I’m going back and forth on whether to do a point release with this (and whether to even apply it to Magpie), as it feels wrong to me to make a piece of code less correct. I guess I’m a draconian, not a tolerant. (which comes as no surprise to anyone who knows me Opinions? And I’m still considering dumping Snoopy, if anyone wants to give feedback on that.

Thanks again Phil, like I said, it is rare and pleasant surprise to wake up in the morning with less problems then when you went to bed.

Snoopy Alternatives (Dump the Beagle?)

I’m really tempted to ditch Snoopy all together, as its dev cycles is abysmal (and they didn’t apply my patch! pout pout), and it includes a huge amount of HTML parsing code which is inappropriate in an HTTP library.

Other options include:

HTTP_Request from PEAR, which looks promising. Support for SSL (using OpenSSL instead of cURL), HTTP Authentication (Basic), gzip encoding, all fresh and out of the box. Looks nice and clean. And my Perl soul wants to support PEAR on the idea that it’s like CPAN. On the downside it introduces the PEAR dependency cascade which seems to be beyond the ability (either due to experience or hosting limitations) of many if not most of my users (or at least the ones I hear from).
The other option which I’ve explored before is HttpClient from the excellent Simon Willison. I suppose it’s a false sense of security to say “hey, I like his blog, his code must be good”, but there you have you it. And he is where I cribbed how to add gzip encoding support to Snoopy. But his call syntax is awkward, and no SSL support, and I don’t think it’s an active project. On the up side it is self contained; I could (presumably) drop the file into extlib (which standards for external library btw) in place of Snoopy, and be off to the races.

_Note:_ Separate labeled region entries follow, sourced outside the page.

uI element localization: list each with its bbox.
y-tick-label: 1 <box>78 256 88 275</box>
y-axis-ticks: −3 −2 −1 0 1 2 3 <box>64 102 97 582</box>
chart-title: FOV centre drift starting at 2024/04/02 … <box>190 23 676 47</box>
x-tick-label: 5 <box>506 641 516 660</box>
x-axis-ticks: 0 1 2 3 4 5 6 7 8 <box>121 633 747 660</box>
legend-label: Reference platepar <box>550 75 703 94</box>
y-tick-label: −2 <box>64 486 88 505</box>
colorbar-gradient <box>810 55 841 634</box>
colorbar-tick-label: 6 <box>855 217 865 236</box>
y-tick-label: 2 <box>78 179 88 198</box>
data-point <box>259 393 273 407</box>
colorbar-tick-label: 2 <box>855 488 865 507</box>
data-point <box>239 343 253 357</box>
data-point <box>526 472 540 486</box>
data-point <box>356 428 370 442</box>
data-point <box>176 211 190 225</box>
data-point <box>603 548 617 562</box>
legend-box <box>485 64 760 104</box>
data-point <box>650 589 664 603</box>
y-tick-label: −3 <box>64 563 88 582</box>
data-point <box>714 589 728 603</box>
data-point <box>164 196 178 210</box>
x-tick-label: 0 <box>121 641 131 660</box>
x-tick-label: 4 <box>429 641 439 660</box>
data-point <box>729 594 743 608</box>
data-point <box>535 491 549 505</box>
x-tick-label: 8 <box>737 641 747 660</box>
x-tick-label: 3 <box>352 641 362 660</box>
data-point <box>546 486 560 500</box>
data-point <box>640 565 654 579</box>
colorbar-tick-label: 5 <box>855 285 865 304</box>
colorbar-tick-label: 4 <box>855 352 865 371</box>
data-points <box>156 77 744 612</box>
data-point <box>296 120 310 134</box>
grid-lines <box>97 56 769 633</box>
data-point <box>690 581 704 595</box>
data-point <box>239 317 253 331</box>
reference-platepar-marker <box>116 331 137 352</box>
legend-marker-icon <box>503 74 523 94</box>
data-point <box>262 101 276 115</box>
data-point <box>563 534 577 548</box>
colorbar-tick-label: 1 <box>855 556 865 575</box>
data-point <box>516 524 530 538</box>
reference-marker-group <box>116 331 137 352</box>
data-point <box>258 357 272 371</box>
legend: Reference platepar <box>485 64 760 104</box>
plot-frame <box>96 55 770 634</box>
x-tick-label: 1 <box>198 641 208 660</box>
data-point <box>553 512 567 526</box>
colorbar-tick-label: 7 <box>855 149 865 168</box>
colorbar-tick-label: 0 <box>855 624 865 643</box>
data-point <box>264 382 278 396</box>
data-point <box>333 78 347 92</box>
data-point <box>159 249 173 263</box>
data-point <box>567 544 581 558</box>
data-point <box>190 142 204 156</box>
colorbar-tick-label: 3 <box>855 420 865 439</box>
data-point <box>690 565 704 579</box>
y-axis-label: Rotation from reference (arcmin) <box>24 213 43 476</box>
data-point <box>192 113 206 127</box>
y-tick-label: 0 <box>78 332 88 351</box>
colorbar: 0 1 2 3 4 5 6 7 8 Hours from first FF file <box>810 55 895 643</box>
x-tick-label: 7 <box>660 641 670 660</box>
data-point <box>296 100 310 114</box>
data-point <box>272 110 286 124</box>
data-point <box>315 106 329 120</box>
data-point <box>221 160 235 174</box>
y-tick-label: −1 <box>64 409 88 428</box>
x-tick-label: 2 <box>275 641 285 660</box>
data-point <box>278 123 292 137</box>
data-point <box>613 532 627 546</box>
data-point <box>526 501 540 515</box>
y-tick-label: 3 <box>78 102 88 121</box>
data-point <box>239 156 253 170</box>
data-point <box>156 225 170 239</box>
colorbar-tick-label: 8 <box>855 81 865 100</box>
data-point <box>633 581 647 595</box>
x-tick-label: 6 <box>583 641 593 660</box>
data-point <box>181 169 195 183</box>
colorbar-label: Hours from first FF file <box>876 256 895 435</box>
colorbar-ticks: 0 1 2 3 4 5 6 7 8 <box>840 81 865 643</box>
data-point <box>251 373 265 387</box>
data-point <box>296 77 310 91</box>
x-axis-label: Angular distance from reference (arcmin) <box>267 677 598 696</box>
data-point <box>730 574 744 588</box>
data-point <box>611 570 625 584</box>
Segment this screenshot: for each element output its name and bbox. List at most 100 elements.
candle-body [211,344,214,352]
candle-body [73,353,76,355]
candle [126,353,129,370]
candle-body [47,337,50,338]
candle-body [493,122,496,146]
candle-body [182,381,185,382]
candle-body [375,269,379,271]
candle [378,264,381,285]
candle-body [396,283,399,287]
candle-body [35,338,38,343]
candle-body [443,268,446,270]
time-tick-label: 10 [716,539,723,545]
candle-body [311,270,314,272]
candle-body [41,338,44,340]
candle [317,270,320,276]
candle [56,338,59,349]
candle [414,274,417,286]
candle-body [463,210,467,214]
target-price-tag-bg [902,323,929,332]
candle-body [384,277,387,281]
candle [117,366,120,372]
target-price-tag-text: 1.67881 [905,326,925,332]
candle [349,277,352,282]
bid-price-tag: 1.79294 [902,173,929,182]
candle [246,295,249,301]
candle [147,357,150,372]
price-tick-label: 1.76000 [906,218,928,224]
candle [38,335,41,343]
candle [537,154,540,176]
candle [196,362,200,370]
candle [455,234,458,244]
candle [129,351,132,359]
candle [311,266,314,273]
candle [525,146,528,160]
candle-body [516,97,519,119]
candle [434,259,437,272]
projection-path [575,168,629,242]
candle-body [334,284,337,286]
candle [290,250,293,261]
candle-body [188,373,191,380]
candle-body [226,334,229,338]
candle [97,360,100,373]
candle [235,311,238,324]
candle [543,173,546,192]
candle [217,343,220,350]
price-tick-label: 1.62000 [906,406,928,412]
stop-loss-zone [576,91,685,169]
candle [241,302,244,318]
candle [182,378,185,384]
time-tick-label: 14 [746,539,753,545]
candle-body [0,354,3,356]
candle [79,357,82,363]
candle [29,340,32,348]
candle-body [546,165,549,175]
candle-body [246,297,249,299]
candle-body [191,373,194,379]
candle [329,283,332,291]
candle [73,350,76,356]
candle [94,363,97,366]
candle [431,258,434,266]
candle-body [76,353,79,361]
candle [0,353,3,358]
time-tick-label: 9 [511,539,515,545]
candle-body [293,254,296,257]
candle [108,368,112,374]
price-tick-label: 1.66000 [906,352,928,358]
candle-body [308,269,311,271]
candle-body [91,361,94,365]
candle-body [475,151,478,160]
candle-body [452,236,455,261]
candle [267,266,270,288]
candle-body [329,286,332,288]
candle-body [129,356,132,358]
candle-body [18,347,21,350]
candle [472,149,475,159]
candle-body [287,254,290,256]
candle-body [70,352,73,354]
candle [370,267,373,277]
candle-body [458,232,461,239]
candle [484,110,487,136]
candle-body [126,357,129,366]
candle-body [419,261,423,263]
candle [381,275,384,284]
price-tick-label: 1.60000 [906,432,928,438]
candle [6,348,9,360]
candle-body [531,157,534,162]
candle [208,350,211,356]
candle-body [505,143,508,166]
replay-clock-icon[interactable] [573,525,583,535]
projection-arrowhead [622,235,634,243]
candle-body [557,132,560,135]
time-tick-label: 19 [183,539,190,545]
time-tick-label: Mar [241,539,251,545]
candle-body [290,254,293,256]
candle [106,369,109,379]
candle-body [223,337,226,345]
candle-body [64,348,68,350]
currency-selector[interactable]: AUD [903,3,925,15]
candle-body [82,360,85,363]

One option would be to pack the entire PEAR dependency tree into extlib, but I’m unclear on how well that will work, and it will increase the the library size several fold, and probably cause some on version clashes to boot. Another option would be to other two versions of Magpie, with and without dependencies included (MoveableType takes this approach). Or lastly I could figure out how to fix bloody Snoopy. Thoughts?